A Boeing spokesman said the company is poised to begin full-mission simulation testing as soon as next month after making software changes recommended by an independent review ordered by NASA.

Kathy Lueders, NASA's head of human space exploration, has singled out the agency's overreliance on Boeing's traditional engineering expertise as the crux of the Starliner's failures. Rather than reflexively trusting Boeing's technical judgment in most matters -- as NASA had long done -- "we do need to change our assumptions as to how we are working together" to ensure Boeing avoids mistakes, she told reporters in July. The upshot was tighter restrictions on Boeing's engineering decisions.

NASA has ramped up its own staffing and oversight of Boeing, acknowledging it probably paid too much attention to keeping tabs on Mr. Musk's company, until recent years viewed by career agency officials as an outsider and upstart.

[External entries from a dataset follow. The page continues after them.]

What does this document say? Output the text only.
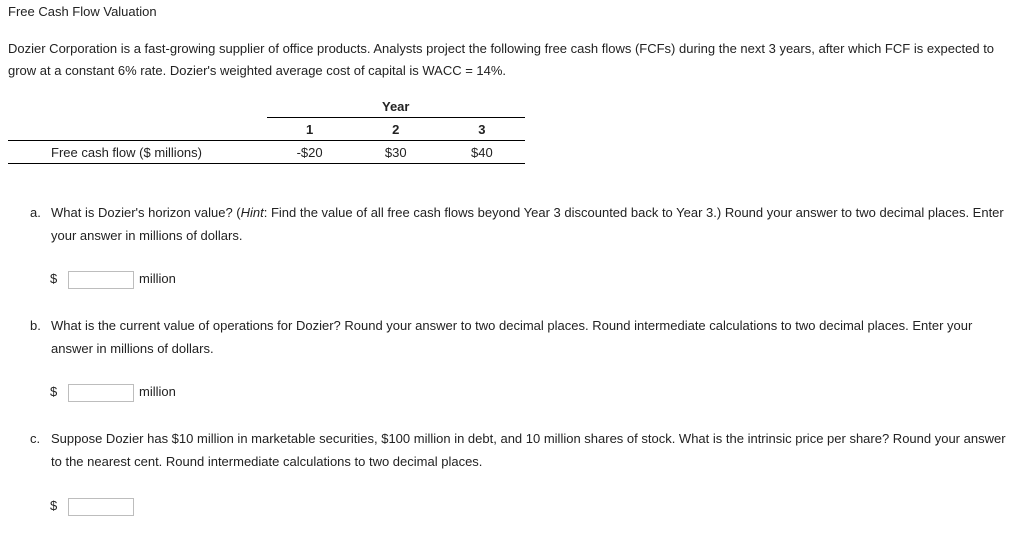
Free Cash Flow Valuation
Dozier Corporation is a fast-growing supplier of office products. Analysts project the following free cash flows (FCFs) during the next 3 years, after which FCF is expected to grow at a constant 6% rate. Dozier's weighted average cost of capital is WACC = 14%.
	Year		
	1	2	3
Free cash flow ($ millions)	-$20	$30	$40
a. What is Dozier's horizon value? (Hint: Find the value of all free cash flows beyond Year 3 discounted back to Year 3.) Round your answer to two decimal places. Enter your answer in millions of dollars.
$	million
b. What is the current value of operations for Dozier? Round your answer to two decimal places. Round intermediate calculations to two decimal places. Enter your answer in millions of dollars.
$	million
c. Suppose Dozier has $10 million in marketable securities, $100 million in debt, and 10 million shares of stock. What is the intrinsic price per share? Round your answer to the nearest cent. Round intermediate calculations to two decimal places.
$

In addition, government watchdogs have criticized Boeing for persistently missing deadlines and busting budgets as the prime contractor for the nation's premier deep-space rocket, the mammoth Space Launch System. Every major component of the heavy-lift booster has experienced technical challenges and performance issues, according to a March 2020 report from NASA's inspector general, resulting in at least $2 billion in recent cost increases. Additional delays could add another $8 billion.

After nearly a decade of development, it still isn't slated to fly until November at the earliest. A long-awaited test intended to fire up all four main engines for the first time is scheduled for Saturday.

As its engineers work to vet the Starliner's software, the Boeing spokesman said, the company will perform a full end-to-end test of the capsule's mission, from prelaunch to landing. For the next blastoff, people familiar with the matter said, Boeing isn't planning to hold a flashy party.